The investigators aim their inhibitor, named VU041, at the mosquito anopheles gambiae, the leading vector for malaria, and aedes aegypti, a mosquito that transmits Zika virus and other pathogens. The study appears in the journal, Scientific Reports.
Over several decades of exposure, mosquitoes have evolved genetic resistance to various insecticides that attack their nervous system. The new study shows for the first time that inducing kidney failure — or, more correctly, malpighian tubule failure — in mosquitoes can circumvent resistance to conventional insecticides.
“We’re essentially preventing mosquitoes from producing urine after they take a blood meal,” said Denton, associate professor of anesthesiology and pharmacology.
According to Denton, in taking a blood meal mosquitoes can double or even triple their body weight.
Besides providing nutrients, blood meals carry toxic salts; the potassium chloride lurking in red blood cells, if not quickly voided, can depolarize cell membrane potentials and kill straightaway.
“So they’ve evolved a rapid diuretic process to very quickly separate the salt water from all the nutrients that they need for egg development. A lot of people don’t realize that mosquitoes have kidneys, and when they take a blood meal from you they also urinate on you almost simultaneously.
“What our compounds do is stop urine production, so they swell up and can’t volume regulate, and in some cases they just pop,” he said.
Conventional mosquitocides cause death of males and females at all stages of mosquito development, and in doing so exert considerable selective pressure for the development of genetic resistance.
“By targeting blood feeding female mosquitoes, we predict that there will be less selective pressure for the emergence of resistant mutations,” Denton said.
The investigators show VU041 to be effective when applied topically, which indicates that it potentially could be adapted as a sprayed insecticide. They also show that it doesn’t harm honeybees.

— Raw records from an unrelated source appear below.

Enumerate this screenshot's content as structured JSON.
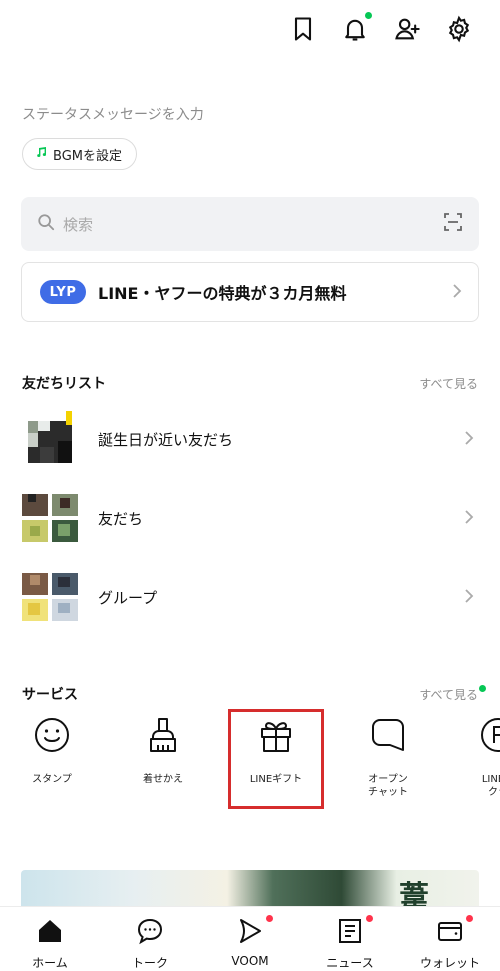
{
  "header": {
    "icons": [
      "bookmark-icon",
      "bell-icon",
      "add-friend-icon",
      "settings-icon"
    ]
  },
  "profile": {
    "status_placeholder": "ステータスメッセージを入力",
    "bgm_label": "BGMを設定"
  },
  "search": {
    "placeholder": "検索"
  },
  "banner": {
    "logo": "LYP",
    "text": "LINE・ヤフーの特典が３カ月無料"
  },
  "friends": {
    "title": "友だちリスト",
    "see_all": "すべて見る",
    "rows": [
      {
        "label": "誕生日が近い友だち"
      },
      {
        "label": "友だち"
      },
      {
        "label": "グループ"
      }
    ]
  },
  "services": {
    "title": "サービス",
    "see_all": "すべて見る",
    "items": [
      {
        "label": "スタンプ",
        "icon": "smiley-icon"
      },
      {
        "label": "着せかえ",
        "icon": "brush-icon"
      },
      {
        "label": "LINEギフト",
        "icon": "gift-icon"
      },
      {
        "label": "オープン\nチャット",
        "icon": "chat-bubble-icon"
      },
      {
        "label": "LINEポ\nクラ",
        "icon": "points-icon"
      }
    ]
  },
  "ad": {
    "visible_char": "葦"
  },
  "bottom_nav": [
    {
      "label": "ホーム",
      "icon": "home-icon",
      "active": true
    },
    {
      "label": "トーク",
      "icon": "talk-icon"
    },
    {
      "label": "VOOM",
      "icon": "voom-icon",
      "badge": true
    },
    {
      "label": "ニュース",
      "icon": "news-icon",
      "badge": true
    },
    {
      "label": "ウォレット",
      "icon": "wallet-icon",
      "badge": true
    }
  ],
  "colors": {
    "accent_green": "#06c755",
    "badge_red": "#ff334b",
    "highlight_red": "#d62d2d",
    "lyp_blue": "#3f6ce6"
  }
}
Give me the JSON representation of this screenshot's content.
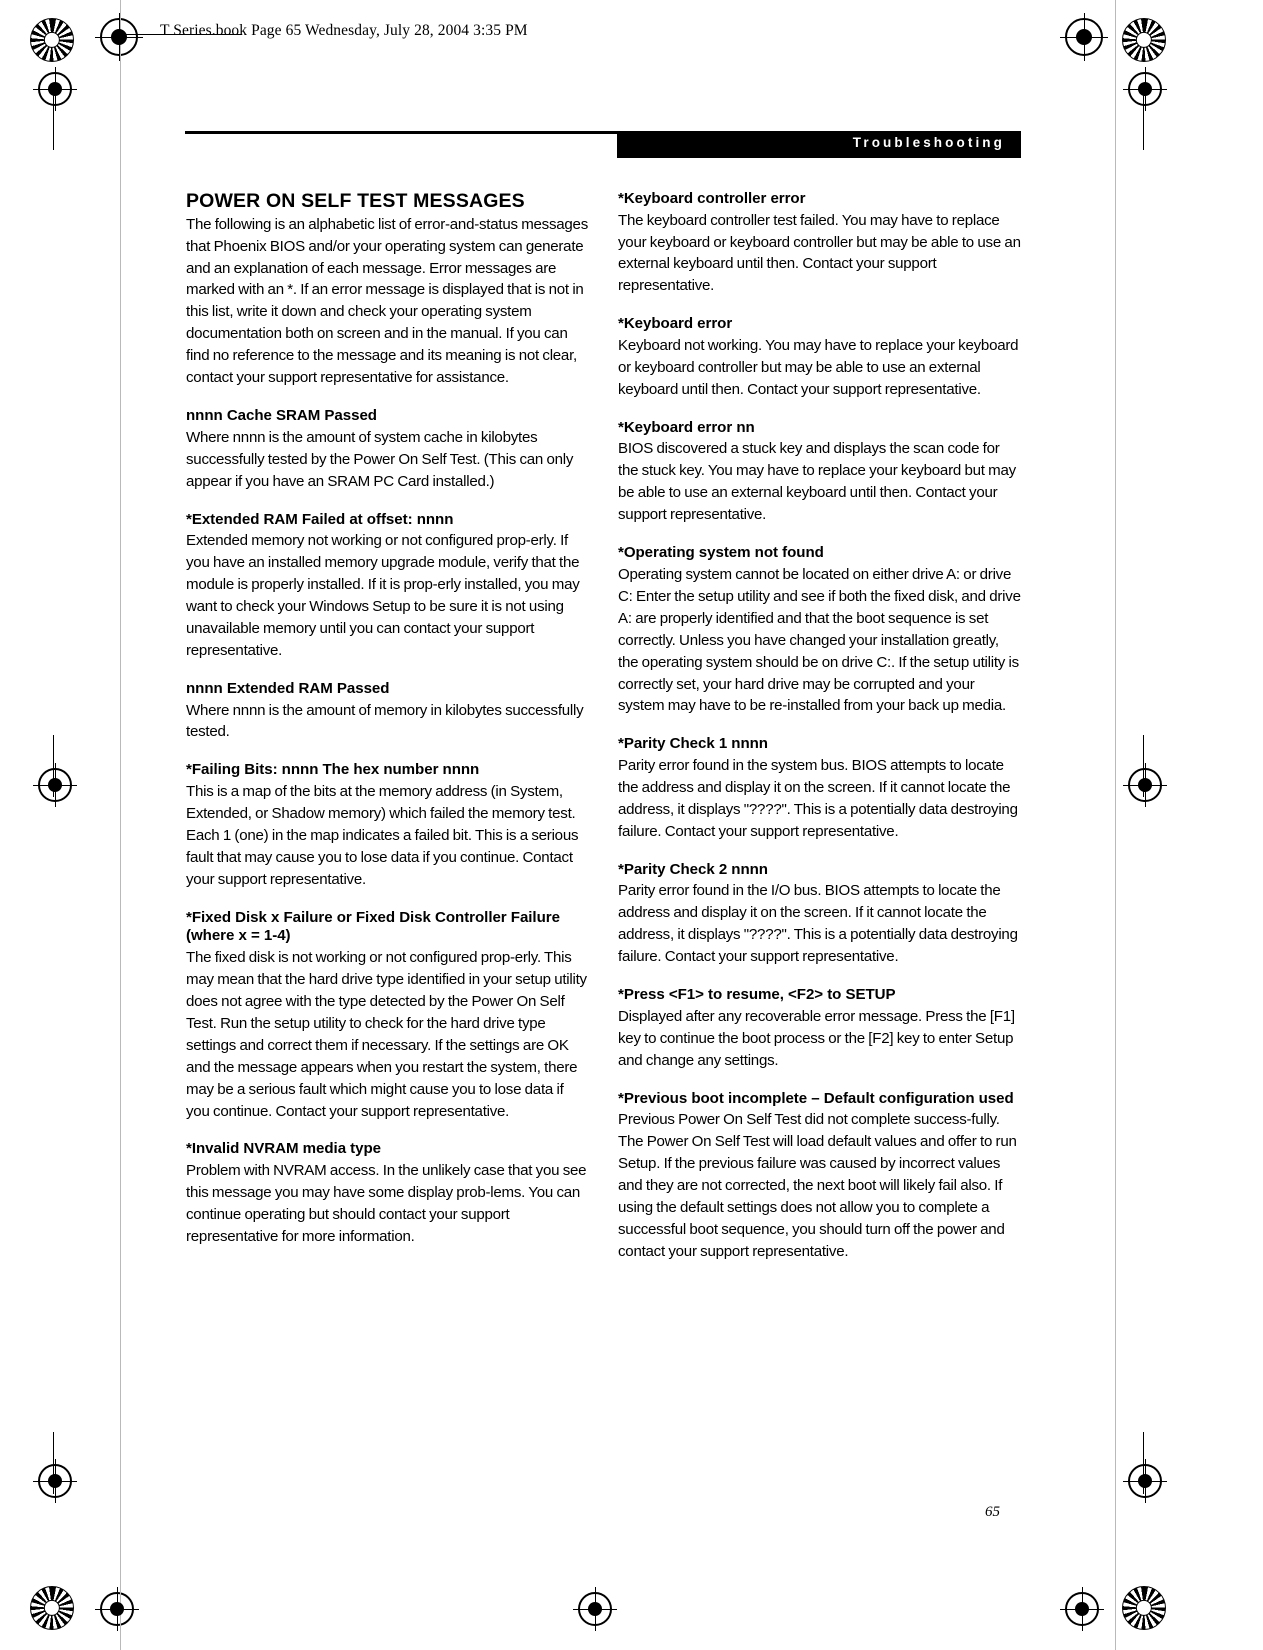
{
  "file_stamp": "T Series.book  Page 65  Wednesday, July 28, 2004  3:35 PM",
  "section_banner": "Troubleshooting",
  "page_number": "65",
  "colors": {
    "banner_bg": "#000000",
    "banner_text": "#ffffff",
    "text": "#000000",
    "paper": "#ffffff"
  },
  "left_column": {
    "title": "POWER ON SELF TEST MESSAGES",
    "intro": "The following is an alphabetic list of error-and-status messages that Phoenix BIOS and/or your operating system can generate and an explanation of each message. Error messages are marked with an *. If an error message is displayed that is not in this list, write it down and check your operating system documentation both on screen and in the manual. If you can find no reference to the message and its meaning is not clear, contact your support representative for assistance.",
    "entries": [
      {
        "term": "nnnn Cache SRAM Passed",
        "text": "Where nnnn is the amount of system cache in kilobytes successfully tested by the Power On Self Test. (This can only appear if you have an SRAM PC Card installed.)"
      },
      {
        "term": "*Extended RAM Failed at offset: nnnn",
        "text": "Extended memory not working or not configured prop-erly. If you have an installed memory upgrade module, verify that the module is properly installed. If it is prop-erly installed, you may want to check your Windows Setup to be sure it is not using unavailable memory until you can contact your support representative."
      },
      {
        "term": "nnnn Extended RAM Passed",
        "text": "Where nnnn is the amount of memory in kilobytes successfully tested."
      },
      {
        "term": "*Failing Bits: nnnn The hex number nnnn",
        "text": "This is a map of the bits at the memory address (in System, Extended, or Shadow memory) which failed the memory test. Each 1 (one) in the map indicates a failed bit. This is a serious fault that may cause you to lose data if you continue. Contact your support representative."
      },
      {
        "term": "*Fixed Disk x Failure or Fixed Disk Controller Failure (where x = 1-4)",
        "text": "The fixed disk is not working or not configured prop-erly. This may mean that the hard drive type identified in your setup utility does not agree with the type detected by the Power On Self Test. Run the setup utility to check for the hard drive type settings and correct them if necessary. If the settings are OK and the message appears when you restart the system, there may be a serious fault which might cause you to lose data if you continue. Contact your support representative."
      },
      {
        "term": "*Invalid NVRAM media type",
        "text": "Problem with NVRAM access. In the unlikely case that you see this message you may have some display prob-lems. You can continue operating but should contact your support representative for more information."
      }
    ]
  },
  "right_column": {
    "entries": [
      {
        "term": "*Keyboard controller error",
        "text": "The keyboard controller test failed. You may have to replace your keyboard or keyboard controller but may be able to use an external keyboard until then. Contact your support representative."
      },
      {
        "term": "*Keyboard error",
        "text": "Keyboard not working. You may have to replace your keyboard or keyboard controller but may be able to use an external keyboard until then. Contact your support representative."
      },
      {
        "term": "*Keyboard error nn",
        "text": "BIOS discovered a stuck key and displays the scan code for the stuck key. You may have to replace your keyboard but may be able to use an external keyboard until then. Contact your support representative."
      },
      {
        "term": "*Operating system not found",
        "text": "Operating system cannot be located on either drive A: or drive C: Enter the setup utility and see if both the fixed disk, and drive A: are properly identified and that the boot sequence is set correctly. Unless you have changed your installation greatly, the operating system should be on drive C:. If the setup utility is correctly set, your hard drive may be corrupted and your system may have to be re-installed from your back up media."
      },
      {
        "term": "*Parity Check 1 nnnn",
        "text": "Parity error found in the system bus. BIOS attempts to locate the address and display it on the screen. If it cannot locate the address, it displays \"????\". This is a potentially data destroying failure. Contact your support representative."
      },
      {
        "term": "*Parity Check 2 nnnn",
        "text": "Parity error found in the I/O bus. BIOS attempts to locate the address and display it on the screen. If it cannot locate the address, it displays \"????\". This is a potentially data destroying failure. Contact your support representative."
      },
      {
        "term": "*Press <F1> to resume, <F2> to SETUP",
        "text": "Displayed after any recoverable error message. Press the [F1] key to continue the boot process or the [F2] key to enter Setup and change any settings."
      },
      {
        "term": "*Previous boot incomplete – Default configuration used",
        "text": "Previous Power On Self Test did not complete success-fully. The Power On Self Test will load default values and offer to run Setup. If the previous failure was caused by incorrect values and they are not corrected, the next boot will likely fail also. If using the default settings does not allow you to complete a successful boot sequence, you should turn off the power and contact your support representative."
      }
    ]
  }
}
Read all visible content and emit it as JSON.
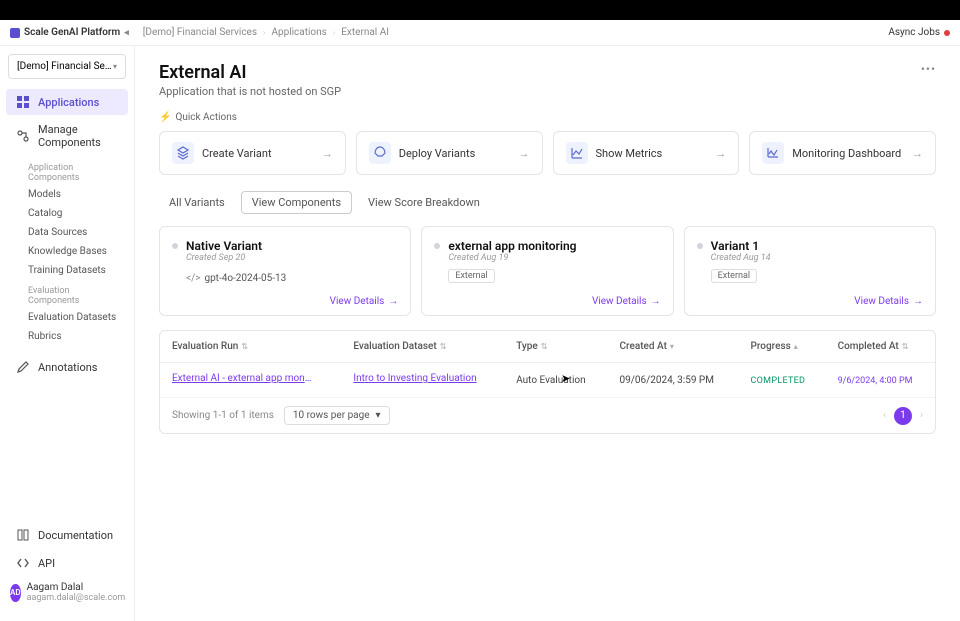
{
  "platform": "Scale GenAI Platform",
  "breadcrumbs": [
    "[Demo] Financial Services",
    "Applications",
    "External AI"
  ],
  "async_jobs": "Async Jobs",
  "workspace": "[Demo] Financial Servi...",
  "nav": {
    "applications": "Applications",
    "manage_components": "Manage Components",
    "section_app": "Application Components",
    "models": "Models",
    "catalog": "Catalog",
    "data_sources": "Data Sources",
    "knowledge_bases": "Knowledge Bases",
    "training_datasets": "Training Datasets",
    "section_eval": "Evaluation Components",
    "evaluation_datasets": "Evaluation Datasets",
    "rubrics": "Rubrics",
    "annotations": "Annotations",
    "documentation": "Documentation",
    "api": "API"
  },
  "user": {
    "initials": "AD",
    "name": "Aagam Dalal",
    "email": "aagam.dalal@scale.com"
  },
  "page": {
    "title": "External AI",
    "subtitle": "Application that is not hosted on SGP",
    "quick_actions_label": "Quick Actions"
  },
  "actions": {
    "create_variant": "Create Variant",
    "deploy_variants": "Deploy Variants",
    "show_metrics": "Show Metrics",
    "monitoring_dashboard": "Monitoring Dashboard"
  },
  "tabs": {
    "all_variants": "All Variants",
    "view_components": "View Components",
    "view_score_breakdown": "View Score Breakdown"
  },
  "variants": [
    {
      "name": "Native Variant",
      "date": "Created Sep 20",
      "model": "gpt-4o-2024-05-13",
      "external": false
    },
    {
      "name": "external app monitoring",
      "date": "Created Aug 19",
      "external": true,
      "external_label": "External"
    },
    {
      "name": "Variant 1",
      "date": "Created Aug 14",
      "external": true,
      "external_label": "External"
    }
  ],
  "view_details": "View Details",
  "table": {
    "headers": {
      "run": "Evaluation Run",
      "dataset": "Evaluation Dataset",
      "type": "Type",
      "created": "Created At",
      "progress": "Progress",
      "completed": "Completed At"
    },
    "rows": [
      {
        "run": "External AI - external app monito...",
        "dataset": "Intro to Investing Evaluation",
        "type": "Auto Evaluation",
        "created": "09/06/2024, 3:59 PM",
        "progress": "COMPLETED",
        "completed": "9/6/2024, 4:00 PM"
      }
    ],
    "footer": {
      "showing": "Showing 1-1 of 1 items",
      "rows_per_page": "10 rows per page",
      "current_page": "1"
    }
  }
}
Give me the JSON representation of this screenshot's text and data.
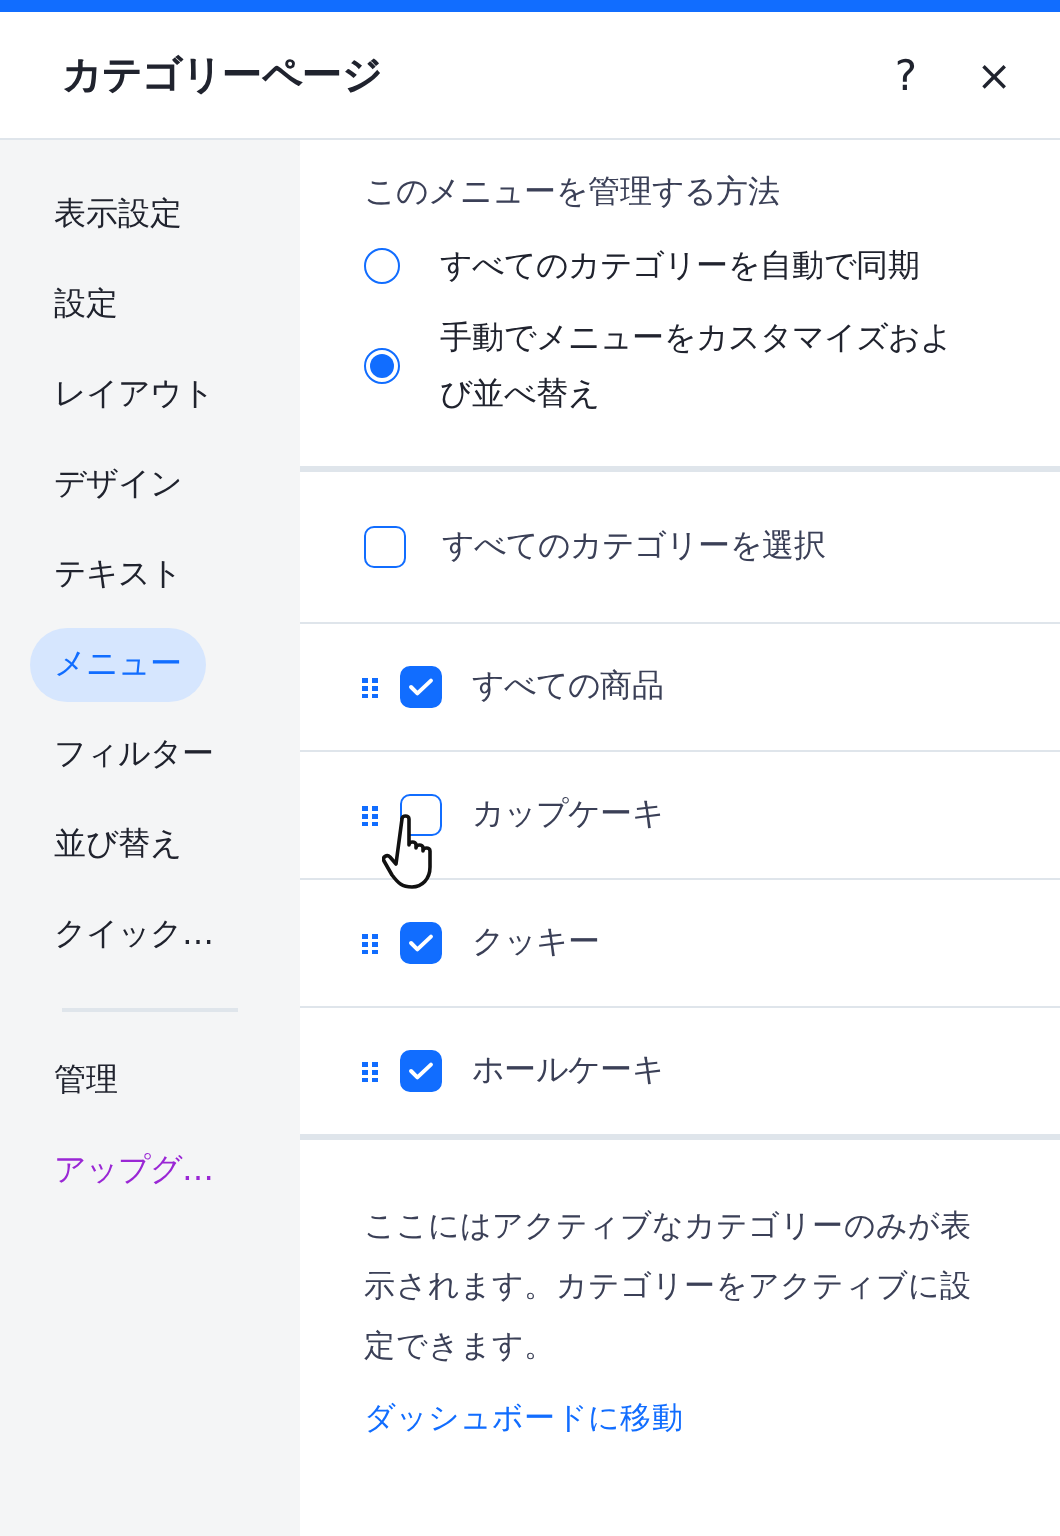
{
  "window": {
    "title": "カテゴリーページ",
    "help": "?",
    "close": "×"
  },
  "sidebar": {
    "items": [
      {
        "label": "表示設定",
        "selected": false
      },
      {
        "label": "設定",
        "selected": false
      },
      {
        "label": "レイアウト",
        "selected": false
      },
      {
        "label": "デザイン",
        "selected": false
      },
      {
        "label": "テキスト",
        "selected": false
      },
      {
        "label": "メニュー",
        "selected": true
      },
      {
        "label": "フィルター",
        "selected": false
      },
      {
        "label": "並び替え",
        "selected": false
      },
      {
        "label": "クイック…",
        "selected": false
      }
    ],
    "bottom_items": [
      {
        "label": "管理",
        "kind": "plain"
      },
      {
        "label": "アップグ…",
        "kind": "upgrade"
      }
    ]
  },
  "manage": {
    "title": "このメニューを管理する方法",
    "options": [
      {
        "label": "すべてのカテゴリーを自動で同期",
        "selected": false
      },
      {
        "label": "手動でメニューをカスタマイズおよび並べ替え",
        "selected": true
      }
    ]
  },
  "select_all": {
    "label": "すべてのカテゴリーを選択",
    "checked": false
  },
  "categories": [
    {
      "label": "すべての商品",
      "checked": true
    },
    {
      "label": "カップケーキ",
      "checked": false
    },
    {
      "label": "クッキー",
      "checked": true
    },
    {
      "label": "ホールケーキ",
      "checked": true
    }
  ],
  "footer": {
    "note": "ここにはアクティブなカテゴリーのみが表示されます。カテゴリーをアクティブに設定できます。",
    "link": "ダッシュボードに移動"
  }
}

Arrangements are underway to test VU041 in a spray formulation. If that’s successful, additional safety testing would be needed before deciding about commercial development, Denton said.
Denton and Piermarini are joined in the study by former Vanderbilt research fellow Daniel Swale, now a faculty member at Louisiana State University, and colleagues from Ohio State, Vanderbilt, the University of Florida and the University of Nebraska Medical Center.
Other Vanderbilt participants in the study include Darren Engers, Sean Bollinger and Emily Days.
The study was funded in part by a grant from the National Institutes of Health.